Reformasi Politik Sultan: 4 Wakil Presiden?
Sultan meluncurkan sebelas gagasan reformasi politik. Mulai dari pembentukan Badan Legislasi Nasional yang melibatkan DPR, DPD, pemerintah, hingga masyarakat sipil, sampai ide kontroversial: empat wakil presiden yang mewakili sub-wilayah Indonesia.
Tak hanya itu, ia juga mewacanakan syarat ketat calon anggota DPD: hanya mereka yang punya rekam jejak pengabdian sebagai pejabat negara atau kepala daerah yang layak maju.
“DPD RI harus jadi rumah pengabdian bagi para negarawan, bukan sekadar tempat orang bermodal dan populer,” tegasnya.
Jalan Panjang: Retorika atau Aksi Nyata?
Pengamat politik Hendri Satrio menyoroti program Senator Peduli Ketahanan Pangan yang nyata di lapangan: tanam jagung, sejuta pohon, hingga tebar benih ikan.
Sementara pakar hukum tata negara, Andi Irman Putra Sidin, menilai penguatan kewenangan DPD hanya mungkin jika lembaga ini meningkatkan kapasitas internalnya.
“Kita butuh lima orang kuat di DPD untuk memperjuangkannya. Tapi DPD harus sekolah dulu baik-baik,” ujarnya.
Kini, pertanyaan besar muncul: apakah DPD benar-benar siap bertransformasi menjadi kamar kedua parlemen yang strategis, atau sekadar kembali jadi bahan guyonan politik?

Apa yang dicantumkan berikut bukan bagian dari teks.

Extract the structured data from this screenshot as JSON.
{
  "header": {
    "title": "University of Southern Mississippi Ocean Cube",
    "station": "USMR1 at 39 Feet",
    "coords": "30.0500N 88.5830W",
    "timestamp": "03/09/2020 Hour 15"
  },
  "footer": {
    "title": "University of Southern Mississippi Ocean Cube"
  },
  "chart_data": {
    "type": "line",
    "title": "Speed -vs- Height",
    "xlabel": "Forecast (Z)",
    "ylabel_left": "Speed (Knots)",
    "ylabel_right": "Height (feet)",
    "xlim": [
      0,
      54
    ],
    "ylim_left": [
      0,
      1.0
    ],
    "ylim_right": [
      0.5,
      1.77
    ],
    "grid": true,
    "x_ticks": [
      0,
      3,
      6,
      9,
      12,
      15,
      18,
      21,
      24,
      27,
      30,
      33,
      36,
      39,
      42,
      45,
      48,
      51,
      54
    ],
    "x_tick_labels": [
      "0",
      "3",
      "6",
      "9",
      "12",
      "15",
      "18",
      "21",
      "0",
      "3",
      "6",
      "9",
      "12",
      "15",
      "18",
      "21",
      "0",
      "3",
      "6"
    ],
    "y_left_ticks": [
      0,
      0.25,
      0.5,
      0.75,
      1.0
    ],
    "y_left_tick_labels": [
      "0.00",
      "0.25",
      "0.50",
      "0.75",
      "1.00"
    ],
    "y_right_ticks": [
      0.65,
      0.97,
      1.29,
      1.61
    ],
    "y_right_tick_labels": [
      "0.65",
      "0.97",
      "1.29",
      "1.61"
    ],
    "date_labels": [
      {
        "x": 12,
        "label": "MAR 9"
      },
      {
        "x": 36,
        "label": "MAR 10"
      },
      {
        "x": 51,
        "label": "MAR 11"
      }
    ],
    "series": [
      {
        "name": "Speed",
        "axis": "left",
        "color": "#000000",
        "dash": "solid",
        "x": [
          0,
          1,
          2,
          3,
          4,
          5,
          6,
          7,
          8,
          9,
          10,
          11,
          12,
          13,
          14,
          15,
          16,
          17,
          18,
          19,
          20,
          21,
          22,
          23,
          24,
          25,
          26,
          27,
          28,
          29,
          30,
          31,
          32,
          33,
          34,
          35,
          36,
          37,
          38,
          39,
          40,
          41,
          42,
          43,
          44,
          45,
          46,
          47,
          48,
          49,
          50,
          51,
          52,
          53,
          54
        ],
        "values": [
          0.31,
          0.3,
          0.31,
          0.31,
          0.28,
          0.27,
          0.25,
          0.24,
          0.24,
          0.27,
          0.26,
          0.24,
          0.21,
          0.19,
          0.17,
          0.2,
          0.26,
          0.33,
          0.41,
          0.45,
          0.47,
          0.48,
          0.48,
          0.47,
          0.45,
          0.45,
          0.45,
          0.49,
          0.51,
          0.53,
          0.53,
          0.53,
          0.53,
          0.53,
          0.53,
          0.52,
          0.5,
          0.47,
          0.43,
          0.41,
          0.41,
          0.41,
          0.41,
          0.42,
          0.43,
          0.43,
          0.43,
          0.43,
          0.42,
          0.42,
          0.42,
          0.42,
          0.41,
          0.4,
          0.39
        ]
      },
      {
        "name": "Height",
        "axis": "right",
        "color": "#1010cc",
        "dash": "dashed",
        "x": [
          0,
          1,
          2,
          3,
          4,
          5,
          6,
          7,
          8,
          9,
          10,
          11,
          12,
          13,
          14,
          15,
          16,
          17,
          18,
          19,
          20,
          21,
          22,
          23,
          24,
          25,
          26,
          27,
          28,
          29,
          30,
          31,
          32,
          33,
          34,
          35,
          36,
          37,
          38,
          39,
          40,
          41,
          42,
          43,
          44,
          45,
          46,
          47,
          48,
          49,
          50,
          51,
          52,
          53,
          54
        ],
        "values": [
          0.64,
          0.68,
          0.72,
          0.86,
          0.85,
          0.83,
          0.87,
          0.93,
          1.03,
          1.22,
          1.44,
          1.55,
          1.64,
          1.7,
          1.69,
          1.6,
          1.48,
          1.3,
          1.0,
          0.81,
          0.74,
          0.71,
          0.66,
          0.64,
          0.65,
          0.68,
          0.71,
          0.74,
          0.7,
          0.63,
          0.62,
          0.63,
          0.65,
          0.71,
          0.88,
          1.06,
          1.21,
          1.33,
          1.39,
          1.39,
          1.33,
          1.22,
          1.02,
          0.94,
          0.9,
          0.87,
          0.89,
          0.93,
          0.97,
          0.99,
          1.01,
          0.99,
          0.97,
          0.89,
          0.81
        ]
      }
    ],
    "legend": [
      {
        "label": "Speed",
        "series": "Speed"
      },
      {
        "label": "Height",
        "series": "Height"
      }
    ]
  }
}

Sultan optimistis. “DPD RI harus didefinisikan ulang. Kehadirannya bukan sekadar simbol, tapi kebutuhan nyata agar suara daerah dan ekosistem tidak hilang di hiruk-pikuk politik pusat.”
Ujian berikutnya: konsistensi. Karena publik tidak hanya menunggu jargon, tapi bukti nyata—bahwa DPD benar-benar mewakili bukan hanya manusia, tapi juga bumi yang genting.